Mr Khan has repeatedly argued that all crime is rising nationally to portray the problem as not specific to London, as well as blaming central government rather than taking personal responsibility.
However, London has a very specific problem with dramatically rising levels of violent crime, most prominently knife and moped attacks.
Sir David Norgrove, head of the body that oversees the quality of official figures, told Khan in a statement: “It is not the case that crime has been rising nationally, as has been suggested in some of your recent statements.”
However, he added: “The most recent crime statistics find that police-recorded crime shows a likely real increase in some higher-harm, violent offences.
“For example, police recorded 16 percent more offences involving knives or sharp instruments this year, compared with last year.

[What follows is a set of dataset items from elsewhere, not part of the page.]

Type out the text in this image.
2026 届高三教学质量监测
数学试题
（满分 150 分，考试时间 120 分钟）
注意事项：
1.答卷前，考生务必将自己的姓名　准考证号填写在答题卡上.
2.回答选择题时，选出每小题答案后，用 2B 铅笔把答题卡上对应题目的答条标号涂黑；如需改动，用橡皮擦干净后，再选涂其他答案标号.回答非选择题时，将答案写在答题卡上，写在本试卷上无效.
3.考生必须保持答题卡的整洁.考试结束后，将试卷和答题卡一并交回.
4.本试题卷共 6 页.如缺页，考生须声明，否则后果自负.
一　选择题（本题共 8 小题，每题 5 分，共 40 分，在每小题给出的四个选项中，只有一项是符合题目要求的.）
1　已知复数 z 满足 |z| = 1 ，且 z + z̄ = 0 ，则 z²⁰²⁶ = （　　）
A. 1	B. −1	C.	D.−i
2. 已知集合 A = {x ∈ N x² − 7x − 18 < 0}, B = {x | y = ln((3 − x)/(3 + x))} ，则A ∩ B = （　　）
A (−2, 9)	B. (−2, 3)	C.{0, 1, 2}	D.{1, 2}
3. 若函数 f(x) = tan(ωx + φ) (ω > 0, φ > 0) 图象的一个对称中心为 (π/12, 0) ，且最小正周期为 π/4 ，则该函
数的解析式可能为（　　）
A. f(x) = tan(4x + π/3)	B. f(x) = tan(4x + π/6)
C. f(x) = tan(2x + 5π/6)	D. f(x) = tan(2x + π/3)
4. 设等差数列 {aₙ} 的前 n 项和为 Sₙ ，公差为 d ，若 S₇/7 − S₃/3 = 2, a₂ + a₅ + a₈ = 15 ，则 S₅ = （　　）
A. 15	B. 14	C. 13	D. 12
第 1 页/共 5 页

This is supported by NHS data.”
Users of social media responded by accusing Mr Khan of “lying”.
In January, the Mayor said he “can not solve knife crime by myself” when pressed on the issue in the London Assembly.
In his scripted response to a knife crime question, he said there had also been rises in knife crime in “Bristol, Sheffield, Oxford, and Birmingham”, and insisted the problem in London is “not new”.
He also repeatedly blamed “massive” and “unprecedented” cuts by the Tory government to the police for the violent crime wave.
London has been struggling with the phenomenon of moped-enabled crime, which is up by as much as much 2,138 percent in some parts of the capital in recent years.
Only 643 of 24,294 reported offences resolved over a 12-month period — less than 3 percent.
These crimes are often exceptionally violent, with two men who were recently imprisonedfor a range of crimes including stabbing a man in his fifties over a Bible described as having “hunted people down and made a sport of it”.